Marina Manda Lembranças E screvo na segunda, dia do amigo! Antecipando a data, dois amigos especialmente queridos me mandaram de prese...
Marina Manda Lembranças
Antecipando a data, dois amigos especialmente queridos me mandaram de presente duas orquídeas raras, uma Pleurothallis que cresce e dá flores de cabeça para baixo, e uma Arpophillum que dá flores em cacho, entre pink e lilás. Plantei ambas obedecendo meticulosas instruções, e a ambas dei apelido como forma de estabelecer logo intimidade. A Arpophillum chamarei doravante Arpoador, primeira praia a que fui apresentada chegando ao Rio e para sempre minha favorita. A Pleurothallis me parece mais próxima da minha pessoa, seja pelo nome, que limitarei a Pleura já que tantas vezes tive problemas pleurais, seja pela posição, pois outras tantas me sinto como se estivesse de ponta cabeça, sobretudo em tempos de floração.
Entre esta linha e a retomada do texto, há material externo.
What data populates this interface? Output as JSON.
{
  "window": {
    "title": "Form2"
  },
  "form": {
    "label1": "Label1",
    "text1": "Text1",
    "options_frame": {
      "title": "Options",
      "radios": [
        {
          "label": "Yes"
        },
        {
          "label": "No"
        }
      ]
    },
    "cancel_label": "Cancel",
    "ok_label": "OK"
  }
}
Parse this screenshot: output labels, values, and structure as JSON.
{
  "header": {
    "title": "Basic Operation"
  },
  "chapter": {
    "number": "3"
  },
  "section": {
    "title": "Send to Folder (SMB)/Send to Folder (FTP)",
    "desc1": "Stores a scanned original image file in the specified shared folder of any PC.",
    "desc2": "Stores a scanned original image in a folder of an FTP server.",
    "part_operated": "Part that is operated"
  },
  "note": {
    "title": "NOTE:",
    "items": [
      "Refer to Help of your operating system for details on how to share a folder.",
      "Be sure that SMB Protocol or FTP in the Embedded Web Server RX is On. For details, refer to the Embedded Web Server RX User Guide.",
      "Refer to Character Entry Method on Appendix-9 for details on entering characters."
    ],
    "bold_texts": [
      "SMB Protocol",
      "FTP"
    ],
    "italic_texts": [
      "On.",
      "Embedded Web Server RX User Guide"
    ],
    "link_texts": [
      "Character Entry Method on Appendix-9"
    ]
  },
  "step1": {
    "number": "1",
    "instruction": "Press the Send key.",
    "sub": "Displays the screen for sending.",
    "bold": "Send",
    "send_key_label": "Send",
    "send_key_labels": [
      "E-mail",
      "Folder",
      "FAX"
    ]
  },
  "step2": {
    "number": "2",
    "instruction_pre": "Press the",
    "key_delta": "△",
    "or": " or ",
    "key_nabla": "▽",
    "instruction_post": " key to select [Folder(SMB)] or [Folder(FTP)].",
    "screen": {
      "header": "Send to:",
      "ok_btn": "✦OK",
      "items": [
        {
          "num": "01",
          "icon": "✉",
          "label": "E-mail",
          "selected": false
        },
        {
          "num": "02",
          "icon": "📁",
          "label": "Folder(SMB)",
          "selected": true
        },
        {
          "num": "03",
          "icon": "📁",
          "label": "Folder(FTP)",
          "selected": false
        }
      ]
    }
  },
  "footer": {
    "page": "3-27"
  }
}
Antes que o dia acabe, e com ele a festividade, sem dúvida escreverei para minha amiga italiana. Mora em Bologna, mas fomos amigas de infância numa cidadezinha de veraneio e pescadores na costa Adriática, nos dois anos após a guerra. Ela tinha um villa entre pinheiros, de nome igual ao meu, Marina, um baú com fantasias, e uma horta no jardim com uma figueira de figos dulcíssimos. Depois vim para o Brasil e nos perdemos. Até ela me achar pela internet quando já éramos mães de filhos adultos, e me escrever perguntando se eu era eu. Era. Agora, nas raras vezes em que vou a Bologna para a Feria del Libro per Ragazzi, (feira do livro infanto juvenil) janto na casa dela com algum amigo e os cães, ela manda fazer para mim comidas que comíamos na villa, e da última vez fomos a um concerto. Antes de ir me deu de presente uma dupla moldura com dois retratos, um meu sozinha de pé sobre um barco de pesca, outro de nós duas sentadas debaixo da figueira. Eu devia ter uns oito anos, elas três anos menos, mas sentadas na grama, de mãos dadas, parecemos tão pequenas! Iríamos nos ver novamente em 2020, porque eu estava escalada para ir à Feria. Mas a pandemia deu um golpe de vassoura em nossos planos, varrendo-os para onde e quando não sabemos.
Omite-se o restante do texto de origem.